Using Stem Cells to Study Human Origins
Since the split of Homo sapiens from the last common nonhuman primate (NHP) ancestor, the human brain has substantially altered its size, structure and connectivity. The human brain has a larger mass with respect to body weight, increased cortical neurons with respect to size, an expanded proliferative zone, and unique connectivity patterns.
Human-specific neurodevelopment is not only marked by physical differences, but also by temporal changes. Human neurons, during both prenatal neurodevelopment and adult neurogenesis, exhibit an exceptionally delayed time course, a characteristic termed neoteny. It is hypothesized that this longer developmental period plays a role in the aforementioned structural and connectivity differences. It has long been proposed that the phenotypic differences between closely related species may be driven, in part, by divergent transcriptional regulation rather than by novel protein-coding sequence. However, how these regulatory mechanisms play a role in the protracted maturation process in human neurons remains largely unknown.

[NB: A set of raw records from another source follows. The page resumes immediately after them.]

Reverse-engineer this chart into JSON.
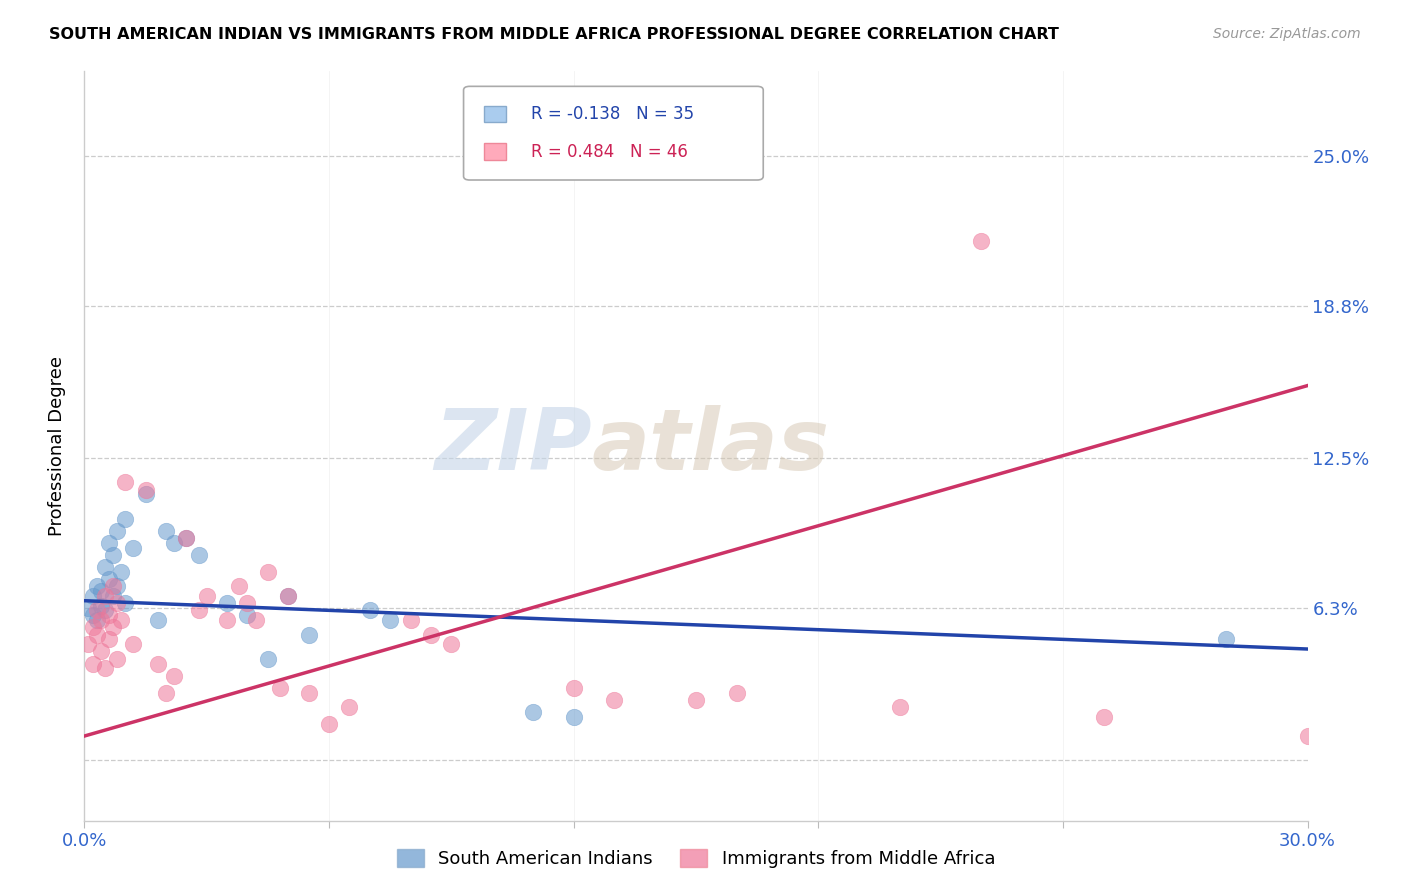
{
  "title": "SOUTH AMERICAN INDIAN VS IMMIGRANTS FROM MIDDLE AFRICA PROFESSIONAL DEGREE CORRELATION CHART",
  "source": "Source: ZipAtlas.com",
  "ylabel": "Professional Degree",
  "xlim": [
    0.0,
    0.3
  ],
  "ylim": [
    -0.025,
    0.285
  ],
  "ytick_positions": [
    0.0,
    0.063,
    0.125,
    0.188,
    0.25
  ],
  "ytick_labels": [
    "",
    "6.3%",
    "12.5%",
    "18.8%",
    "25.0%"
  ],
  "xtick_positions": [
    0.0,
    0.06,
    0.12,
    0.18,
    0.24,
    0.3
  ],
  "xtick_labels": [
    "0.0%",
    "",
    "",
    "",
    "",
    "30.0%"
  ],
  "legend1_r": "-0.138",
  "legend1_n": "35",
  "legend2_r": "0.484",
  "legend2_n": "46",
  "blue_color": "#6699CC",
  "pink_color": "#EE7799",
  "blue_line_color": "#2244AA",
  "pink_line_color": "#CC3366",
  "watermark_zip": "ZIP",
  "watermark_atlas": "atlas",
  "legend_label_blue": "South American Indians",
  "legend_label_pink": "Immigrants from Middle Africa",
  "blue_line_x0": 0.0,
  "blue_line_y0": 0.066,
  "blue_line_x1": 0.3,
  "blue_line_y1": 0.046,
  "pink_line_x0": 0.0,
  "pink_line_y0": 0.01,
  "pink_line_x1": 0.3,
  "pink_line_y1": 0.155,
  "blue_points": [
    [
      0.001,
      0.063
    ],
    [
      0.002,
      0.06
    ],
    [
      0.002,
      0.068
    ],
    [
      0.003,
      0.058
    ],
    [
      0.003,
      0.072
    ],
    [
      0.004,
      0.064
    ],
    [
      0.004,
      0.07
    ],
    [
      0.005,
      0.062
    ],
    [
      0.005,
      0.08
    ],
    [
      0.006,
      0.075
    ],
    [
      0.006,
      0.09
    ],
    [
      0.007,
      0.068
    ],
    [
      0.007,
      0.085
    ],
    [
      0.008,
      0.072
    ],
    [
      0.008,
      0.095
    ],
    [
      0.009,
      0.078
    ],
    [
      0.01,
      0.065
    ],
    [
      0.01,
      0.1
    ],
    [
      0.012,
      0.088
    ],
    [
      0.015,
      0.11
    ],
    [
      0.018,
      0.058
    ],
    [
      0.02,
      0.095
    ],
    [
      0.022,
      0.09
    ],
    [
      0.025,
      0.092
    ],
    [
      0.028,
      0.085
    ],
    [
      0.035,
      0.065
    ],
    [
      0.04,
      0.06
    ],
    [
      0.045,
      0.042
    ],
    [
      0.05,
      0.068
    ],
    [
      0.055,
      0.052
    ],
    [
      0.07,
      0.062
    ],
    [
      0.075,
      0.058
    ],
    [
      0.11,
      0.02
    ],
    [
      0.12,
      0.018
    ],
    [
      0.28,
      0.05
    ]
  ],
  "pink_points": [
    [
      0.001,
      0.048
    ],
    [
      0.002,
      0.055
    ],
    [
      0.002,
      0.04
    ],
    [
      0.003,
      0.062
    ],
    [
      0.003,
      0.052
    ],
    [
      0.004,
      0.058
    ],
    [
      0.004,
      0.045
    ],
    [
      0.005,
      0.068
    ],
    [
      0.005,
      0.038
    ],
    [
      0.006,
      0.06
    ],
    [
      0.006,
      0.05
    ],
    [
      0.007,
      0.055
    ],
    [
      0.007,
      0.072
    ],
    [
      0.008,
      0.042
    ],
    [
      0.008,
      0.065
    ],
    [
      0.009,
      0.058
    ],
    [
      0.01,
      0.115
    ],
    [
      0.012,
      0.048
    ],
    [
      0.015,
      0.112
    ],
    [
      0.018,
      0.04
    ],
    [
      0.02,
      0.028
    ],
    [
      0.022,
      0.035
    ],
    [
      0.025,
      0.092
    ],
    [
      0.028,
      0.062
    ],
    [
      0.03,
      0.068
    ],
    [
      0.035,
      0.058
    ],
    [
      0.038,
      0.072
    ],
    [
      0.04,
      0.065
    ],
    [
      0.042,
      0.058
    ],
    [
      0.045,
      0.078
    ],
    [
      0.048,
      0.03
    ],
    [
      0.05,
      0.068
    ],
    [
      0.055,
      0.028
    ],
    [
      0.06,
      0.015
    ],
    [
      0.065,
      0.022
    ],
    [
      0.08,
      0.058
    ],
    [
      0.085,
      0.052
    ],
    [
      0.09,
      0.048
    ],
    [
      0.12,
      0.03
    ],
    [
      0.13,
      0.025
    ],
    [
      0.15,
      0.025
    ],
    [
      0.16,
      0.028
    ],
    [
      0.2,
      0.022
    ],
    [
      0.22,
      0.215
    ],
    [
      0.25,
      0.018
    ],
    [
      0.3,
      0.01
    ]
  ]
}
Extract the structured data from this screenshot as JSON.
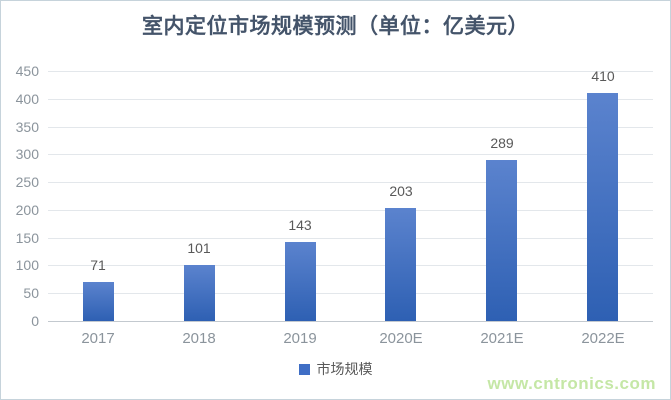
{
  "chart_data": {
    "type": "bar",
    "title": "室内定位市场规模预测（单位：亿美元）",
    "categories": [
      "2017",
      "2018",
      "2019",
      "2020E",
      "2021E",
      "2022E"
    ],
    "values": [
      71,
      101,
      143,
      203,
      289,
      410
    ],
    "series_name": "市场规模",
    "xlabel": "",
    "ylabel": "",
    "ylim": [
      0,
      450
    ],
    "yticks": [
      0,
      50,
      100,
      150,
      200,
      250,
      300,
      350,
      400,
      450
    ],
    "grid": true,
    "data_labels": true,
    "legend_position": "bottom"
  },
  "legend": {
    "label": "市场规模",
    "marker_color": "#3f6ec5"
  },
  "watermark": {
    "text": "www.cntronics.com",
    "color": "#c5e7a6"
  },
  "colors": {
    "title": "#44546a",
    "bar_gradient_top": "#5b83ce",
    "bar_gradient_bottom": "#2e60b3",
    "gridline": "#e3e7eb",
    "axis_line": "#c3c9cf",
    "tick_label": "#8b949c",
    "data_label": "#595959",
    "border": "#c6d3db",
    "background": "#ffffff"
  }
}
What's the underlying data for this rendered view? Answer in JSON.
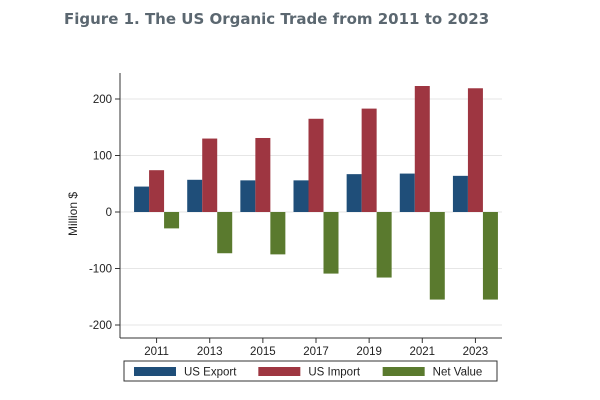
{
  "title": "Figure 1. The US Organic Trade from 2011 to 2023",
  "chart_data": {
    "type": "bar",
    "categories": [
      "2011",
      "2013",
      "2015",
      "2017",
      "2019",
      "2021",
      "2023"
    ],
    "series": [
      {
        "name": "US Export",
        "color": "#1f4e79",
        "values": [
          45,
          57,
          56,
          56,
          67,
          68,
          64
        ]
      },
      {
        "name": "US Import",
        "color": "#9e3641",
        "values": [
          74,
          130,
          131,
          165,
          183,
          223,
          219
        ]
      },
      {
        "name": "Net Value",
        "color": "#5a7a2e",
        "values": [
          -29,
          -73,
          -75,
          -109,
          -116,
          -155,
          -155
        ]
      }
    ],
    "ylabel": "Million $",
    "xlabel": "",
    "ylim": [
      -200,
      200
    ],
    "yticks": [
      -200,
      -100,
      0,
      100,
      200
    ],
    "grid": true,
    "legend": "bottom"
  }
}
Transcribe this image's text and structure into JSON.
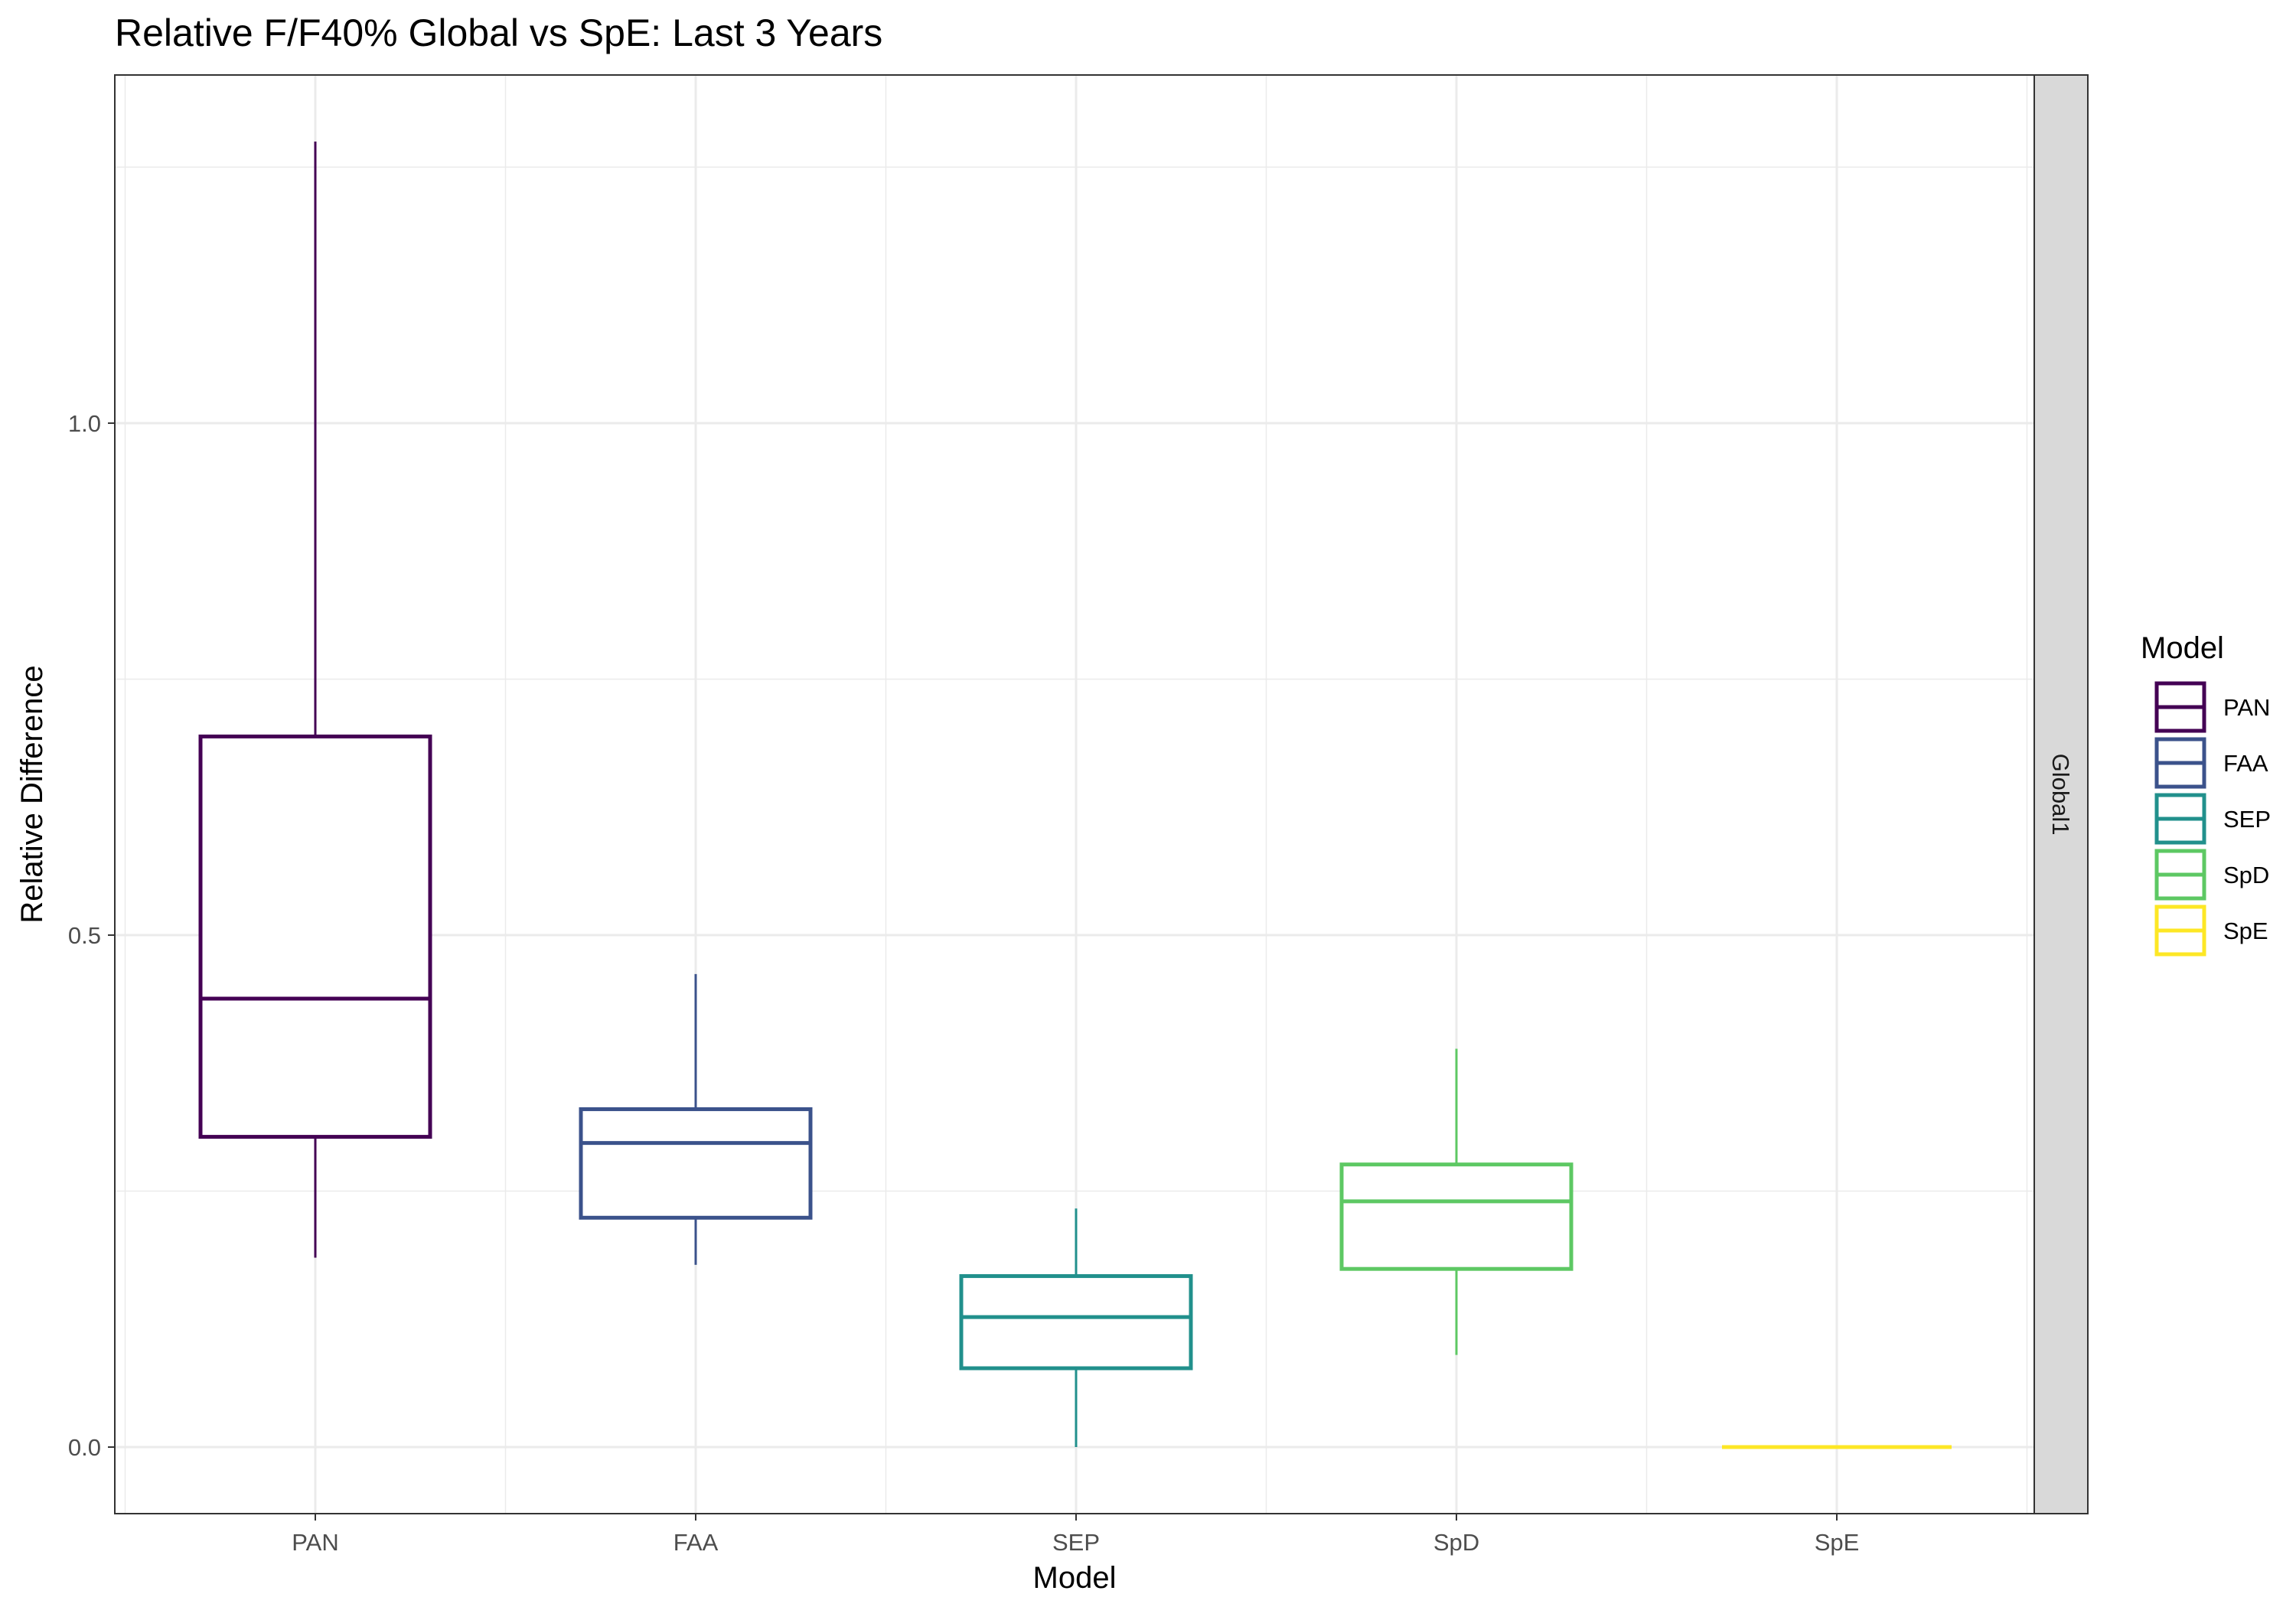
{
  "chart_data": {
    "type": "boxplot",
    "title": "Relative F/F40% Global vs SpE: Last 3 Years",
    "xlabel": "Model",
    "ylabel": "Relative Difference",
    "facet_label": "Global1",
    "ylim": [
      -0.065,
      1.34
    ],
    "yticks": [
      0.0,
      0.5,
      1.0
    ],
    "ytick_labels": [
      "0.0",
      "0.5",
      "1.0"
    ],
    "grid": true,
    "legend": {
      "title": "Model",
      "position": "right"
    },
    "categories": [
      "PAN",
      "FAA",
      "SEP",
      "SpD",
      "SpE"
    ],
    "boxes": [
      {
        "name": "PAN",
        "color": "#440154",
        "min": 0.185,
        "q1": 0.303,
        "median": 0.438,
        "q3": 0.694,
        "max": 1.275
      },
      {
        "name": "FAA",
        "color": "#3B528B",
        "min": 0.178,
        "q1": 0.224,
        "median": 0.297,
        "q3": 0.33,
        "max": 0.462
      },
      {
        "name": "SEP",
        "color": "#21908C",
        "min": 0.0,
        "q1": 0.077,
        "median": 0.127,
        "q3": 0.167,
        "max": 0.233
      },
      {
        "name": "SpD",
        "color": "#5DC863",
        "min": 0.09,
        "q1": 0.174,
        "median": 0.24,
        "q3": 0.276,
        "max": 0.389
      },
      {
        "name": "SpE",
        "color": "#FDE725",
        "min": 0.0,
        "q1": 0.0,
        "median": 0.0,
        "q3": 0.0,
        "max": 0.0
      }
    ]
  }
}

Signatures of human-specific neoteny have been observed and reproduced across different systems including induced pluripotent stem cell (iPSC) and brain organoids models. To examine the evolutionary constraints on the rate of neuronal maturation, we compared neurogenesis across iPSC-derived cells from five primate species - Macaca mulatta (rhesus), Gorilla gorilla (gorilla), Pan paniscus (bonobo), Pan troglodytes (chimpanzee), and Homo sapiens (human) - and assessed the differences in transcriptional dynamics. While the neural progenitor cells of humans, chimpanzees, and bonobos were highly similar, we found that transcriptional differences increased between all species throughout neuronal differentiation and maturation. We identified a pioneer transcription factor, GATA3, that exhibited elevated neuronal expression only in humans. Strikingly, down-regulation of GATA3 increased the rate of physiological maturity in human neurons, indicating that the species-specific rate of physiological maturity is cell intrinsic and can be modulated by perturbing a single, conserved transcription factor. This finding provides evidence for the divergence of gene regulation as a contributor to human neoteny.